Kohlekraftwerke in Deutschland: UN fordern Baustopp
Deutschland erreiche sein Klimaziel nicht, wenn es 25 neue Kohlekraftwerke bauen lässt, so die Kritik des Leiters des UN-Klimasekretariats, Yvo de Boer.
![](https://taz.de/picture/408953/14/Kohlekraft_f.jpg)
Deutschland hält beim Klimaschutz nicht, was es verspricht. Das monieren die Vereinten Nationen. Der Leiter des UN-Klimasekretariats, Yvo de Boer, sagte am Rande einer Klimakonferenz im afrikanischen Tunis der taz: "Ich war sehr beeindruckt, dass sich Deutschland vorgenommen hat, die Kohlendioxid-Emissionen bis 2020 um 40 Prozent zu reduzieren." Doch nun frage er sich "wie dieses Ziel erreicht werden soll, wenn die Regierung 25 Kohlekraftwerke bauen lässt."

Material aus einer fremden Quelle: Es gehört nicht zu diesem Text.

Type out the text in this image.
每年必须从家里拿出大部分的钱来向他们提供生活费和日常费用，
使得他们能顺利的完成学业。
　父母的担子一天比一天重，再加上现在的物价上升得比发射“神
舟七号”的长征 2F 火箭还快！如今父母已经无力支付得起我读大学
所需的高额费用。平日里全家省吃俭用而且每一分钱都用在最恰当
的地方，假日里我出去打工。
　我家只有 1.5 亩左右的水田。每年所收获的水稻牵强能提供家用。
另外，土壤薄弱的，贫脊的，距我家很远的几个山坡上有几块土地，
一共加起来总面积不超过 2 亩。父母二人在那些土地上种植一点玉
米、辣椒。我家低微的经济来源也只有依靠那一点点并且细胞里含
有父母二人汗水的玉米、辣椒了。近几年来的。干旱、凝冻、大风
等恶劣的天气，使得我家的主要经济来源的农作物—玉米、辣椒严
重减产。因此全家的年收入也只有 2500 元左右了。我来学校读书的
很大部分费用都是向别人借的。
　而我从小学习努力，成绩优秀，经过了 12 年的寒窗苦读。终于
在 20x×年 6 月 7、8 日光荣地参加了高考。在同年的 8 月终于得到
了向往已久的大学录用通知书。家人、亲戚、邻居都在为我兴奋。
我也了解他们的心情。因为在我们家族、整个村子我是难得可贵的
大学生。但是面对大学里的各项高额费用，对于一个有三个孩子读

Erst am vergangenen Freitag hat die Stadt Hamburg mit Vattenfall den Bau eines neuen Kohlekraftwerks in Moorburg vereinbart. Auch andere Konzerne planen neue Anlagen. Dabei gilt die Stromerzeugung aus fossilen Brennstoffen als ineffizient, weltweit ist sie für etwa 25 Prozent des CO2-Ausstoßes verantwortlich. Die Bundesregierung verhindert die klimabelastende Energiegewinnung aber nicht. Trotzdem rühmt sich Deutschland gerne als Klimaschutz-Vorreiter. Durch die Rüge der Vereinten Nationen wird diese Rolle offen in Frage gestellt. Der jüngste Bericht des Weltklimarats IPCC, so meint Yvo de Boer, lasse keinen Zweifel mehr daran, dass schnell gehandelt werden müsse, um die Erderwärmung einzudämmen. Das hochrangige IPCC-Gremium geht im schlimmsten Fall von einem Hitzeschub von 6,4 Grad Celsius aus. Die Meere würden dann weite Teile der Küsten überfluten.

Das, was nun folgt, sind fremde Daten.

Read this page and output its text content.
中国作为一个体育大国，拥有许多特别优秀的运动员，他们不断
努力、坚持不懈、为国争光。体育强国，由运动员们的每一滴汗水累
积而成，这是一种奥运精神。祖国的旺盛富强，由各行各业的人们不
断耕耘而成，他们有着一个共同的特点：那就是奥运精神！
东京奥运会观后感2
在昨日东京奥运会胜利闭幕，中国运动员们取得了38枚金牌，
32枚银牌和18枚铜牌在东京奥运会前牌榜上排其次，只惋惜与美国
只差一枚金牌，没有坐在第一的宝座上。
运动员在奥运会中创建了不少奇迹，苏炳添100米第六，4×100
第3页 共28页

Europa komme beim Klimaschutz eine entscheidende Rolle zu, sagt der UN-Experte. De Boer resümiert: "Wenn die Europäische Union den Anteil erneuerbarer Energien wie geplant bis 2020 auf 20 Prozent steigern will, dann dürfen in der EU ab sofort nur noch Kraftwerke mit erneuerbarer Energie gebaut werden." Es sei nicht zu erwarten, dass Energie aus Kohle in absehbarer Zeit sauber werde. Die Energiekonzerne erklären zwar, dass sie die Treibhausgase aus ihren Kraftwerken künftig abfangen und unter der Erde deponieren wollen. De Boer jedoch glaubt nicht daran, dass sich diese Technik - CCS-Technik (Carbon Capture and Storage) genannt - durchsetzt. Sie werde mit 30 bis 50 Euro pro Tonne CO2 so teuer sein, dass sie nicht wirtschaftlich sei.

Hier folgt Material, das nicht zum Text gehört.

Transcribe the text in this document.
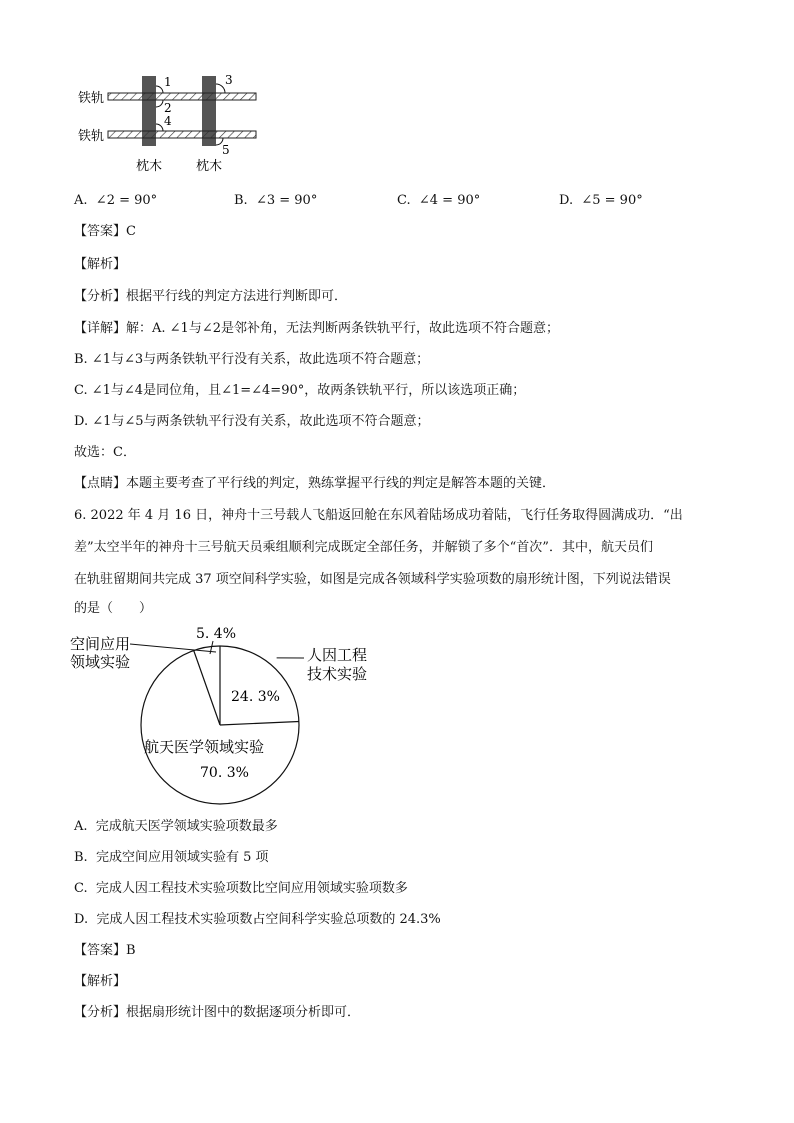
1
2
3
4
5
铁轨
铁轨
枕木	枕木
A. ∠2 = 90°	B. ∠3 = 90°	C. ∠4 = 90°	D. ∠5 = 90°
【答案】C
【解析】
【分析】根据平行线的判定方法进行判断即可．
【详解】解：A. ∠1与∠2是邻补角，无法判断两条铁轨平行，故此选项不符合题意；
B. ∠1与∠3与两条铁轨平行没有关系，故此选项不符合题意；
C. ∠1与∠4是同位角，且∠1=∠4=90°，故两条铁轨平行，所以该选项正确；
D. ∠1与∠5与两条铁轨平行没有关系，故此选项不符合题意；
故选：C．
【点睛】本题主要考查了平行线的判定，熟练掌握平行线的判定是解答本题的关键．
6. 2022 年 4 月 16 日，神舟十三号载人飞船返回舱在东风着陆场成功着陆，飞行任务取得圆满成功．“出
差”太空半年的神舟十三号航天员乘组顺利完成既定全部任务，并解锁了多个“首次”．其中，航天员们
在轨驻留期间共完成 37 项空间科学实验，如图是完成各领域科学实验项数的扇形统计图，下列说法错误
的是（　　）
24. 3%
人因工程
技术实验
航天医学领域实验
70. 3%
空间应用
领域实验
5. 4%
A. 完成航天医学领域实验项数最多
B. 完成空间应用领域实验有 5 项
C. 完成人因工程技术实验项数比空间应用领域实验项数多
D. 完成人因工程技术实验项数占空间科学实验总项数的 24.3%
【答案】B
【解析】
【分析】根据扇形统计图中的数据逐项分析即可．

Auch Andree Böhling, Klimaexperte von Greenpeace, kritisiert, dass die schwarz-rote Koalition zu wenig gegen CO2-Schleudern tue. "Bundeskanzlerin Angela Merkel (CDU) und Umweltminister Sigmar Gabriel (SPD) verfehlen ihre Klima-Ziele", sagte er am Montag bei der Vorstellung einer Studie des Aachener Ingenieurbüros EUTech. Das Bundeskabinett habe im Sommer zwar ein Klimapaket verabschiedet. Diese 29 Maßnahmen gingen aber von geschönten Zahlen aus - und sorgten keineswegs für die angekündigten CO2-Einsparungen. Laut Studie reduziert sich der CO2-Ausstoß durch das Klimapaket allenfalls um 30 Prozent statt um 40. Die Regierung überschätze sich, etwa beim Stromsparen. Tobias Dünow, Sprecher von Umweltminister Gabriel, widerspricht: "Wir verabschieden am 5. Dezember als erstes Land ein Klimapaket, natürlich ist Deutschland Vorreiter."